Dernière mise à jour : 17 janv.

La Chine, pays le plus consommateur d'énergie au monde avec son 1,4 milliard d'habitants, se penche sur de nouvelles sources d'énergies propres pour pallier le changement climatiquelié aux activités humaines. Parmi ses pistes de recherche les plus en pointe, on trouve le «tokamak supraconducteur expérimental avancé» (EAST), un réacteur à fusion nucléaire plus connu sous le surnom de «soleil artificiel». Il vient de franchir un nouveau record: atteindre une chaleur 5 fois supérieure à celle du Soleil, soit 70 millions de degrés Celsius, pendant 1.056 secondes, c'est-à-dire 17 minutes.

Ce chiffre épatant fait écho aux sommes investies dans le projet: plus de 700 milliards de livres sterling (soit 836 milliards d'euros). Mais pourquoi les physiciens chinois s'amuseraient-ils à faire quasiment exploser un réacteur surpuissant en dépassant la chaleur de notre étoile mère? Pour le climat!

Une énergie propre presque illimitée

Le but principal de l'expérience est de fournir une énergie propre qui pollue peu. De facto, le processus de fusion nucléaire ne nécessite pas de combustibles fossiles, bien connus pour leur impact considérable sur l'environnement et les émissions de gaz à effet de serre. De plus, ce «soleil artificiel» ne rejetterait aucun déchet dangereux, à l'inverse de la fission nucléaire. En plus d'être propre pour l'environnement, le tokamak risquerait beaucoup moins de provoquer une catastrophe environnementale. Cerise sur le gâteau: cette énergie est considérée comme presque illimitée. En recréant la physique du Soleil, les réacteurs fusionnent des noyaux atomiques et génèrent de l'énergie massive pouvant être transformée en électricité.
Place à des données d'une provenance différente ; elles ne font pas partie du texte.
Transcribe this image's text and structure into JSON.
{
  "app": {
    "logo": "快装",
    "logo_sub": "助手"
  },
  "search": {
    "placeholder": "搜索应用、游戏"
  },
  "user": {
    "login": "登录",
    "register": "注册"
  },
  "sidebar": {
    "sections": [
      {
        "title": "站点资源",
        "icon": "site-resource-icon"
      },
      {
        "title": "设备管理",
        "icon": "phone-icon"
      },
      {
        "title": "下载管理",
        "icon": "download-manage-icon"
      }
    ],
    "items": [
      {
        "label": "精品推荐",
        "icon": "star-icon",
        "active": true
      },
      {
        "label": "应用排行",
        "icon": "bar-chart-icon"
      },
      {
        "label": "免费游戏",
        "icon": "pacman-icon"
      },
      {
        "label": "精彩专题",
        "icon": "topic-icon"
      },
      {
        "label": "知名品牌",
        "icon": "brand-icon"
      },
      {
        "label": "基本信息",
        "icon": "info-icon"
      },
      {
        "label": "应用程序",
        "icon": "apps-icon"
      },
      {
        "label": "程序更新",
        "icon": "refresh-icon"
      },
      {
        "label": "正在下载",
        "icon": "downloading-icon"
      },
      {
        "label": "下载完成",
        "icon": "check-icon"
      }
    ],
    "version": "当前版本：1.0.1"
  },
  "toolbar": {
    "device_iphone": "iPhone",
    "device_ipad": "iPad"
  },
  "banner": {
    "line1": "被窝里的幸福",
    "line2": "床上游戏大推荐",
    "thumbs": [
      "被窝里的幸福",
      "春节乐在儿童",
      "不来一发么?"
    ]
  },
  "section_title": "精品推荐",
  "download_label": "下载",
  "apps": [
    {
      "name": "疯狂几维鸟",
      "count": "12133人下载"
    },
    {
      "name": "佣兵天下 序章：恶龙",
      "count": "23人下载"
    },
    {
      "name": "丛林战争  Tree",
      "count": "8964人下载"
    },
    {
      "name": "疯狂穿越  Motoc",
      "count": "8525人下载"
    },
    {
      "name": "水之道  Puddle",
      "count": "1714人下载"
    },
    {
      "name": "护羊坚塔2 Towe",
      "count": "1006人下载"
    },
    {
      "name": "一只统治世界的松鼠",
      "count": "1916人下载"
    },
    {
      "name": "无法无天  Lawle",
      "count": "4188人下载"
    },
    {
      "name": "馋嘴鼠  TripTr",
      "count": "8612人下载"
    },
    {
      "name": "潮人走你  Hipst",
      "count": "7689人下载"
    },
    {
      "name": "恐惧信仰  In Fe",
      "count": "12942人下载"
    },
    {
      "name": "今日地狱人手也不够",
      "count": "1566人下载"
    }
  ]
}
Seul problème: la fusion nucléaire reste impossible à produire en dehors des laboratoires spécialisés. La Chine n'en est pas à sa première tentative. Une autre équipe, celle du HL-M2, était déjà parvenue à créer un plasma (un rassemblement d'électrons et de noyaux indépendants propice aux collisions d'éléments) durant 101 secondes jusqu'à 150 millions de degrés, signant une avancée particulièrement chaude mais nettement moins longue et productrice que le nouveau réacteur.

L'équipe de ce dernier poursuivra ses expériences jusqu'en juin et apportera également son soutien technique à un autre projet d'immense envergure en cours d'élaboration en France: le projet ITER. De son côté, le Royaume-Uni prévoit lui aussi de construire une centrale de fusion nucléaire.